Namun, Alif mengambil foto itu dan membawanya lebih dekat ke cahaya. “Ini bukan cuma gadis biasa. Lihat di belakangnya, itu rak ini, kan? Berarti dia pernah ada di sini.”
Hana mulai melangkah mundur, tetapi saat itulah terdengar suara buku jatuh dari rak di ujung ruangan.
Sosok di Ujung Perpustakaan
Ketiganya langsung memandang ke arah suara tersebut. Sebuah buku besar tergeletak di lantai. Namun, yang lebih mengejutkan adalah mereka melihat bayangan tipis seorang gadis berdiri di ujung rak.
“Siapa itu?
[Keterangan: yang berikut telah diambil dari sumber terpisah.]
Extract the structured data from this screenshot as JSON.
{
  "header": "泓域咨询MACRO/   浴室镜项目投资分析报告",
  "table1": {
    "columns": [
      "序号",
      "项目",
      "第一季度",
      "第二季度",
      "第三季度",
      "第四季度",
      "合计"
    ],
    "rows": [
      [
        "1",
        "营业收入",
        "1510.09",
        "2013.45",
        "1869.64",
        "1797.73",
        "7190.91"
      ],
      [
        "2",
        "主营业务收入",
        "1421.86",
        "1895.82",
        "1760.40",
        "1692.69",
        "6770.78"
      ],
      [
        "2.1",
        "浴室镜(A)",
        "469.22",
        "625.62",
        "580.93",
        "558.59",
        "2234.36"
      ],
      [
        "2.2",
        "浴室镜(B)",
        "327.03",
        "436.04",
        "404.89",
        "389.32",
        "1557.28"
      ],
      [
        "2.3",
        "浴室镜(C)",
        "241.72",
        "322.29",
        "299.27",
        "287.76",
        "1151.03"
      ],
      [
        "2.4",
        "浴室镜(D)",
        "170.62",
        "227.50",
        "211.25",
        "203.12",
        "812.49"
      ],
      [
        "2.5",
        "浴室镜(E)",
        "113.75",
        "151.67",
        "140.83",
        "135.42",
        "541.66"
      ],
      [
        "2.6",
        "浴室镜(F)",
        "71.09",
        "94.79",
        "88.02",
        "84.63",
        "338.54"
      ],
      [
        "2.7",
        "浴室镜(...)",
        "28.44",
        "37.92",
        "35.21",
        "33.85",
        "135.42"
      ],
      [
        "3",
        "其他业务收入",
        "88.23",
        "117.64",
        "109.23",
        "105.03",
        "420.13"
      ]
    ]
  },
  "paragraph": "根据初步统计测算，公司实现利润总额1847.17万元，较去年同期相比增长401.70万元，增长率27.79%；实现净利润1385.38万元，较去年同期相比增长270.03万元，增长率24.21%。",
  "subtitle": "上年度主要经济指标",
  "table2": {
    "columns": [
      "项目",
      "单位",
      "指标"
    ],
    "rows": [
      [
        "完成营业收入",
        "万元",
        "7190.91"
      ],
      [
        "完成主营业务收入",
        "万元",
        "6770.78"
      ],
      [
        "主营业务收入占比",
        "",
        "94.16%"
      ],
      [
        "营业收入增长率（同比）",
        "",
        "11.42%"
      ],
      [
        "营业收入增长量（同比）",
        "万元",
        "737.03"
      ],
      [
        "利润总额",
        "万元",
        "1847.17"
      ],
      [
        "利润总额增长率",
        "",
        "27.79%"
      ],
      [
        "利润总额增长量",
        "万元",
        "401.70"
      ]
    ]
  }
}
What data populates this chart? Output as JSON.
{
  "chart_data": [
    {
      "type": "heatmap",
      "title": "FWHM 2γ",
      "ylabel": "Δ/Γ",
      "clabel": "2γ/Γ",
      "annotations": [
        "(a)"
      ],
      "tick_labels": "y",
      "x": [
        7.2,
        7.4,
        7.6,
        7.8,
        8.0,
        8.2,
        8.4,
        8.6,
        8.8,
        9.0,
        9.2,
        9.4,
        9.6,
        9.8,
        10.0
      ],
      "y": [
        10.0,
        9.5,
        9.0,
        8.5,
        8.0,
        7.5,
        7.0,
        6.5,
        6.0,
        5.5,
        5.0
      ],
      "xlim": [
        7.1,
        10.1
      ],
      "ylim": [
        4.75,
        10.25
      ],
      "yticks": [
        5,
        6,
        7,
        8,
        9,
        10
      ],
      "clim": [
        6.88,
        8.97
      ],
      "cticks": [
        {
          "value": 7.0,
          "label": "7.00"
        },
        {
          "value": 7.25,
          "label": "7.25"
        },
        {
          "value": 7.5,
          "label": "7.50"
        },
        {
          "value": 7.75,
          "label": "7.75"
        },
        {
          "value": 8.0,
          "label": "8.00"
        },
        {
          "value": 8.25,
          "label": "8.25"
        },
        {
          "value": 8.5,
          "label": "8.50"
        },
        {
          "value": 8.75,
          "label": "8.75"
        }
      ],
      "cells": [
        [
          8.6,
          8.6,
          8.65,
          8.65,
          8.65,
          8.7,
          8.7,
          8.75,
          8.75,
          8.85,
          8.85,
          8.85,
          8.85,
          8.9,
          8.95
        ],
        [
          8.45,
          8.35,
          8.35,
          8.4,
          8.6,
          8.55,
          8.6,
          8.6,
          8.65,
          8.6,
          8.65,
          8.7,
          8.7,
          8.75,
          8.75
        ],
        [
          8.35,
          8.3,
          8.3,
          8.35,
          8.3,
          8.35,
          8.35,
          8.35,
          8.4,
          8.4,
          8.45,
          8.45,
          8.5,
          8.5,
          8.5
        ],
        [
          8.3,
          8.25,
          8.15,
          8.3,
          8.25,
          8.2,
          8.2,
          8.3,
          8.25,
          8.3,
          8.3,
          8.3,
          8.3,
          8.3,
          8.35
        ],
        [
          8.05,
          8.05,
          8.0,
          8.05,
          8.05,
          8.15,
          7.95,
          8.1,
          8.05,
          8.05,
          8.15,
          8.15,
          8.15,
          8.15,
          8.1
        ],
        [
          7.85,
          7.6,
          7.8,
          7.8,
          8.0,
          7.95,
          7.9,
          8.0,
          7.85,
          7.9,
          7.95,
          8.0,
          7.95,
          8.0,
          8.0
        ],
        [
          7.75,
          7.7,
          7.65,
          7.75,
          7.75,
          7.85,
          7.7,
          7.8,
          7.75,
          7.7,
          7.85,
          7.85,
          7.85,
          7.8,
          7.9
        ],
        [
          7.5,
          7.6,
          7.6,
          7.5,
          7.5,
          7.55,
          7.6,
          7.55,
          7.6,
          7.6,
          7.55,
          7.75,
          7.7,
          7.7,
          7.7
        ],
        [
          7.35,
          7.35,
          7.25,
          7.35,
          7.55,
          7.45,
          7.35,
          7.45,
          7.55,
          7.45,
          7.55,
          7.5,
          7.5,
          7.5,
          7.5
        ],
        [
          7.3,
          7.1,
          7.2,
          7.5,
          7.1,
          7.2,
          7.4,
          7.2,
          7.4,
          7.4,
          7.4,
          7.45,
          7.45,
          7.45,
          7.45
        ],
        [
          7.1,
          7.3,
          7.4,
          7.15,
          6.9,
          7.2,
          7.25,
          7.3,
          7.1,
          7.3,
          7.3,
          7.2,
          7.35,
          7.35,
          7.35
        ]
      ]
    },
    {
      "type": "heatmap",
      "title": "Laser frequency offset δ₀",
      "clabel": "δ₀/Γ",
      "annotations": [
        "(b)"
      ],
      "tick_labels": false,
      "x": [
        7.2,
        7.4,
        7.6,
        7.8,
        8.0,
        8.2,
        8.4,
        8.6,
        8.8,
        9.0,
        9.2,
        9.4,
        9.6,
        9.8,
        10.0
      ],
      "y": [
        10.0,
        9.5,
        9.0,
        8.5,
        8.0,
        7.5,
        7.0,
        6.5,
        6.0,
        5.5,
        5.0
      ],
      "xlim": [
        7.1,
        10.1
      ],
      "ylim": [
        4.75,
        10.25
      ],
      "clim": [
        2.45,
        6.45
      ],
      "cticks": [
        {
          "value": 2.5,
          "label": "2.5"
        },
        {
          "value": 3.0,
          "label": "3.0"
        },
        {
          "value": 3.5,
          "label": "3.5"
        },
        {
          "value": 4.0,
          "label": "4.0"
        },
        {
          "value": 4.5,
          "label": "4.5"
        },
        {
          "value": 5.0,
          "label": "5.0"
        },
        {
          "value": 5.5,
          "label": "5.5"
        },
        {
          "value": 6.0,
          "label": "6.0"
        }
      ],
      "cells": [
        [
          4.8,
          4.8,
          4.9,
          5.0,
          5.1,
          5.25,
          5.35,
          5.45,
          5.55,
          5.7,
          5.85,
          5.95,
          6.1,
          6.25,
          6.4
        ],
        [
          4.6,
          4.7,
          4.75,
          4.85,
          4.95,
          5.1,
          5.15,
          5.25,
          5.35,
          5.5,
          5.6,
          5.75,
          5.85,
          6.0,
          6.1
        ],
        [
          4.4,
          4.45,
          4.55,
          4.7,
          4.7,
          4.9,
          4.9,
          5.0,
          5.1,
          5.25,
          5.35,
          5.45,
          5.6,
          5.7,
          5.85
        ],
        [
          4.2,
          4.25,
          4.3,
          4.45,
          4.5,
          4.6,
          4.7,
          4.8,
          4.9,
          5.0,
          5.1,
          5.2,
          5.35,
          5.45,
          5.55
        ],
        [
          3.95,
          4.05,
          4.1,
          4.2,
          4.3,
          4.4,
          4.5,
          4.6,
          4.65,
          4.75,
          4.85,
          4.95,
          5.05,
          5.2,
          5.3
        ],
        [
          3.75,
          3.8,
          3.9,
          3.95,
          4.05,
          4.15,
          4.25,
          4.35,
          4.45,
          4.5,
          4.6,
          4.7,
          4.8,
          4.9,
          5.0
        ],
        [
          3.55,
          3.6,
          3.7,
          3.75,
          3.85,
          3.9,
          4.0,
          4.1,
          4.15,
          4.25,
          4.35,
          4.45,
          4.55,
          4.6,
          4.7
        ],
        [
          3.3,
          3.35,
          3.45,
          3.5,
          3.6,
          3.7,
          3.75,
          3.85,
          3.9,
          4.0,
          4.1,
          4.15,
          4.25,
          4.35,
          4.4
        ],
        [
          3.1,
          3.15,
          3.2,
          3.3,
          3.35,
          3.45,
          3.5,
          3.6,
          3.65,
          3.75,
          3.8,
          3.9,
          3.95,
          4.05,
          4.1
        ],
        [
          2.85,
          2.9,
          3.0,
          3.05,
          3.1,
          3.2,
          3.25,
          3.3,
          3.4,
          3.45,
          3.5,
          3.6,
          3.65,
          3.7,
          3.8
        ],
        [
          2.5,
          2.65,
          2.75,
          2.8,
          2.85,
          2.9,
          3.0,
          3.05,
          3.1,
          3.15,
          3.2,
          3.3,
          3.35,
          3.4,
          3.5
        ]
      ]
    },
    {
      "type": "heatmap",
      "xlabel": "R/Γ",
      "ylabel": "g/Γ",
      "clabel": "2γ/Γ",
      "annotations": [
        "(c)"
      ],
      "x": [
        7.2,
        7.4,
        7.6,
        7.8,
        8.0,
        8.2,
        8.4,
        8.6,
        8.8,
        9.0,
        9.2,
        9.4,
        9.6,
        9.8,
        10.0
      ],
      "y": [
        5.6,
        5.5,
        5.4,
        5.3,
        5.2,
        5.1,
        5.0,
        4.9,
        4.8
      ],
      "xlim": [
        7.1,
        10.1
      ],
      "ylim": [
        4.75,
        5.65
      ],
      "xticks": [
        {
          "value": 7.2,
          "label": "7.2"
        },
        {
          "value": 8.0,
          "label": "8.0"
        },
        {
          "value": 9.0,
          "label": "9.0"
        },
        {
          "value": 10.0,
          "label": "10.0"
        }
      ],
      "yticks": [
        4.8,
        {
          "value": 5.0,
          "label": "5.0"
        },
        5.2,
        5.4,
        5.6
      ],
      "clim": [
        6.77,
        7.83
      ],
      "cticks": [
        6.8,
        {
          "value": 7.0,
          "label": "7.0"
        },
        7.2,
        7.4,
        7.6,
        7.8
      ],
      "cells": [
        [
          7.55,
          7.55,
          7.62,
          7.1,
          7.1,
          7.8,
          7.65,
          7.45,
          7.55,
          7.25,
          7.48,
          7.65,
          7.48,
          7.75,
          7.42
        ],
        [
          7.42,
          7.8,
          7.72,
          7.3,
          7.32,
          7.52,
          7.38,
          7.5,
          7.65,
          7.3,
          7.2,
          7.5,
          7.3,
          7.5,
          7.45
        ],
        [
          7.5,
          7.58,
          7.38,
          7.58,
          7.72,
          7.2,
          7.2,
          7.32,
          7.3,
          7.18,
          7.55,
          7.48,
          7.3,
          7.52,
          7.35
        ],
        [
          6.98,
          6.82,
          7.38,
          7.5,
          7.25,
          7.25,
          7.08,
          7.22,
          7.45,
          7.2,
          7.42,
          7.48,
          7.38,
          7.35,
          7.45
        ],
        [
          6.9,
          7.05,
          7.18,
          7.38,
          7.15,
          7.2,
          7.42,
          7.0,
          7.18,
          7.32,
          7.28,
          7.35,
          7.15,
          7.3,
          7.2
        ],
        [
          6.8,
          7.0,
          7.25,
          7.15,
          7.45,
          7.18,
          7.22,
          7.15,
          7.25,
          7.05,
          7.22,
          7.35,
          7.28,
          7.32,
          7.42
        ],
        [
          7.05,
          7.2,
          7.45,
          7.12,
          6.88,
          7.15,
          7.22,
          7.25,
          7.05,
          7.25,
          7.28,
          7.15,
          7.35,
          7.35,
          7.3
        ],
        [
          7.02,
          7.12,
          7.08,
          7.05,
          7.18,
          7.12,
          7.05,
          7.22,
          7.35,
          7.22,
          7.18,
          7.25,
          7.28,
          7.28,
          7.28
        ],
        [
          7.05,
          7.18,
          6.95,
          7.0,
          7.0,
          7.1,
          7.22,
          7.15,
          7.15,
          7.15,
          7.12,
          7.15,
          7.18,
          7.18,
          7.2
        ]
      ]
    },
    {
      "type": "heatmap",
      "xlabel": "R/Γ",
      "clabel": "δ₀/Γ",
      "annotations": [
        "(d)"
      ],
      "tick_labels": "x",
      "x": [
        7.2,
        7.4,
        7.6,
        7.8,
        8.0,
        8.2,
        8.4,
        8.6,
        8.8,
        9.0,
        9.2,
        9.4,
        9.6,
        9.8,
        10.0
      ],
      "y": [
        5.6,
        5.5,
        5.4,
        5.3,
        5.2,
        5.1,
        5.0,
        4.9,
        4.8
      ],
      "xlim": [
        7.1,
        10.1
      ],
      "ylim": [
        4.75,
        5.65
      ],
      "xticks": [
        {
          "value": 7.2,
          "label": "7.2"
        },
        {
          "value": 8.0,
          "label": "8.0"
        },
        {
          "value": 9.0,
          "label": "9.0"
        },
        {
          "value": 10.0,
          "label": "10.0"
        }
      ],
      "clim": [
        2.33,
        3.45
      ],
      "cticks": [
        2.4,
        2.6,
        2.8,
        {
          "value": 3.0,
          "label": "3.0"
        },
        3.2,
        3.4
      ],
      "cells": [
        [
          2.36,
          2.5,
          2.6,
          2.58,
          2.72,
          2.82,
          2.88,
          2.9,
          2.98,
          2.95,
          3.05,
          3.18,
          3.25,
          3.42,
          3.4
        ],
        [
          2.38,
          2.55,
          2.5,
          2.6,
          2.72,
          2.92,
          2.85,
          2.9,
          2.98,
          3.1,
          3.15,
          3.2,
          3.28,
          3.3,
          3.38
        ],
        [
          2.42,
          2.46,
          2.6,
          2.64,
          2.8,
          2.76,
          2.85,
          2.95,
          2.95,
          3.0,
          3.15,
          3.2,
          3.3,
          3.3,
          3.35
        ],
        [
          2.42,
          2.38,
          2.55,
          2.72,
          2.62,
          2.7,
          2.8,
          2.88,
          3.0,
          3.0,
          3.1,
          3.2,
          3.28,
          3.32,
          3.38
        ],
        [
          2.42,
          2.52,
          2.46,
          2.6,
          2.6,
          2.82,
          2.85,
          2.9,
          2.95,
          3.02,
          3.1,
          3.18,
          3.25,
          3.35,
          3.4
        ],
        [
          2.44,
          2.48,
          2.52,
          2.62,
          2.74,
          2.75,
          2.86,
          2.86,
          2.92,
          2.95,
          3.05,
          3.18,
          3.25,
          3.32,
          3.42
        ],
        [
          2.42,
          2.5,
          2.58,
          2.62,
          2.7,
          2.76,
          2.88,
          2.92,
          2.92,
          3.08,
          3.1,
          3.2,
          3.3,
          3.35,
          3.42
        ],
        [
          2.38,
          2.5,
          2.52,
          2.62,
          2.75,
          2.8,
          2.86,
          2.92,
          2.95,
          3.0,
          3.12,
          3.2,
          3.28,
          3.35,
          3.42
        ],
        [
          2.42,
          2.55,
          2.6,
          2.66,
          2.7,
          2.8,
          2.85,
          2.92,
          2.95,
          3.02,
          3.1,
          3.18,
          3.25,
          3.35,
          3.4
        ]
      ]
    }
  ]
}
Ada orang lain di sini?” tanya Karin dengan suara gemetar.
Tidak ada yang menjawab. Bayangan itu perlahan bergerak ke belakang rak, menghilang dari pandangan.
“Sudah, kita keluar saja!” desak Hana.
Namun, Alif penasaran. “Tunggu, aku mau lihat dulu. Mungkin cuma bayangan lampu.”
Dia melangkah lebih dekat ke rak tempat bayangan itu menghilang, sementara Hana dan Karin enggan mengikutinya.
Pesan di Buku Harian
Saat Alif sampai di ujung rak, dia melihat buku yang jatuh tadi. Sampulnya tebal dan penuh dengan coretan tangan. Dia membukanya perlahan, dan halaman pertama bertuliskan: Aku terjebak di sini. Tolong aku.
Hana yang akhirnya mendekat melihat tulisan itu dan langsung menarik tangan Alif. “Aku bilang kita harus pergi!”
Namun, sebelum mereka bisa melangkah lebih jauh, suara langkah kaki terdengar di belakang mereka. Ketika mereka menoleh, sosok gadis dari foto tadi berdiri di ujung ruangan. Wajahnya pucat, dan matanya hitam seperti jurang tanpa dasar.
Sosok itu perlahan mengangkat tangannya, menunjuk ke arah mereka.
“Lari!” seru Alif, dan mereka bertiga langsung keluar dari perpustakaan tanpa melihat ke belakang.
Kejadian Setelahnya
Ketika mereka akhirnya tiba di aula, wajah mereka penuh keringat dan ketakutan. Namun, di kantong Alif, foto gadis itu masih ada. Dia mencoba membuangnya, tetapi foto itu tetap kembali ke sakunya setiap kali dia memeriksa.
“Ini… ini nggak mungkin!” kata Alif panik, tetapi tidak ada yang tahu apa yang sebenarnya terjadi malam itu.